In taking Work through the three editions, I found that what had been most important to me all along—this different vision of how the world mechanically functions—was indeed what was most important to my readers. So, with enthusiasm, I’ve written this explanation of the Systems Mindset without the business-book encumbrances of documentation and chessboard-strategy detail.

This guidebook is especially suited for anyone who has a job, is a student, is a parent, or is retired. And it’s for those who have very little, as well as for those born to wealth. Is it for business owners, too? Sure. It’s a good place to start, but later on you’ll find Work the System more targeted to your world.

It’s written to take you to a new place in your life, not to entertain you.

Mindset is relatively short, slightly less than half the size of Work. It’s been easy to write because it’s forged on real-life applications and successes. And success hasn’t been mine alone, it’s been the outcome for tens of thousands of others who have adopted the Systems Mindset and who have been able to more precisely manage their existences to make their lives what they want them to be.

Yes, I believe these concepts utterly.

What is the overarching message of these pages? If I had to condense it to one sentence, I’d say that managing your life effectively – and getting it to be the way you want it to be – is not a difficult thing to accomplish once the simple mechanics of life are grasped.

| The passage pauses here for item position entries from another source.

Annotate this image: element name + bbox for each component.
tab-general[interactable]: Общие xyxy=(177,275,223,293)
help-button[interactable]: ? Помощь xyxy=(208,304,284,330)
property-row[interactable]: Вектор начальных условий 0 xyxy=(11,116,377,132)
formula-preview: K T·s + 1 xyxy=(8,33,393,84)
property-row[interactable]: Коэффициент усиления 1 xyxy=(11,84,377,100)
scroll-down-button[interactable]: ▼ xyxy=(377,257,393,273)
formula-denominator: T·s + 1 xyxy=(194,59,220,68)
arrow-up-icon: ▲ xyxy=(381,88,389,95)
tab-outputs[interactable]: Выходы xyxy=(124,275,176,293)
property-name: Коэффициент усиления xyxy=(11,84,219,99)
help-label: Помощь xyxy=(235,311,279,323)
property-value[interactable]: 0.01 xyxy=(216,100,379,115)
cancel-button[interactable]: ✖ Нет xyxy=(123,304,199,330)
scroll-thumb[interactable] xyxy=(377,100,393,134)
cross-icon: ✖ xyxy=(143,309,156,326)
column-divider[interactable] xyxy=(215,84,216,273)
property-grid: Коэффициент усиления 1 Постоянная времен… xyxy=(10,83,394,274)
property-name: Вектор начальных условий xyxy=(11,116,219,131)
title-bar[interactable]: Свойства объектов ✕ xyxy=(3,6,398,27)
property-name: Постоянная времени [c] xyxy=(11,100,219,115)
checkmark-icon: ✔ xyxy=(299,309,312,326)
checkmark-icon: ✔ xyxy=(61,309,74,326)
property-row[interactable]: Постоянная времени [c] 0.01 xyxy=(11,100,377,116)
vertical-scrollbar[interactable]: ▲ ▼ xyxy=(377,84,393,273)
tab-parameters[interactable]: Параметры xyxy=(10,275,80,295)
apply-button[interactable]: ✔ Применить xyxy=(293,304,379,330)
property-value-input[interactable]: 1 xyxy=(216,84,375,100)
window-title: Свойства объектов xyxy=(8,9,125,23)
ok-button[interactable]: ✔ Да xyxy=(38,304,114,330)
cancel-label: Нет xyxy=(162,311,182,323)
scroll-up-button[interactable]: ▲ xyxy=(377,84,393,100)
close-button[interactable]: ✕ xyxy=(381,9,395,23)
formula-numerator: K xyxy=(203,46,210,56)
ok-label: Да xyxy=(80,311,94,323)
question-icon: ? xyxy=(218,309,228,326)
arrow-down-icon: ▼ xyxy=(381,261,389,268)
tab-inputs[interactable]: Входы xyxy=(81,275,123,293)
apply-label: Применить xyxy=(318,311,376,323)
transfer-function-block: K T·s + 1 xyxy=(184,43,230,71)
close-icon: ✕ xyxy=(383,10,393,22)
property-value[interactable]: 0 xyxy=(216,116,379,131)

Unusual in the literary world, I have a special relationship with my publisher, Greenleaf Book Group, in which I’ve kept ownership of my manuscripts. While, with my approval, Greenleaf oversees the editing, design, and production and gets my books into bookstores and other channels, I’m able to distribute them myself.

Yes, it’s about control.

The Systems Mindset has been in my head for a long time. It’s good to finally “get it down.”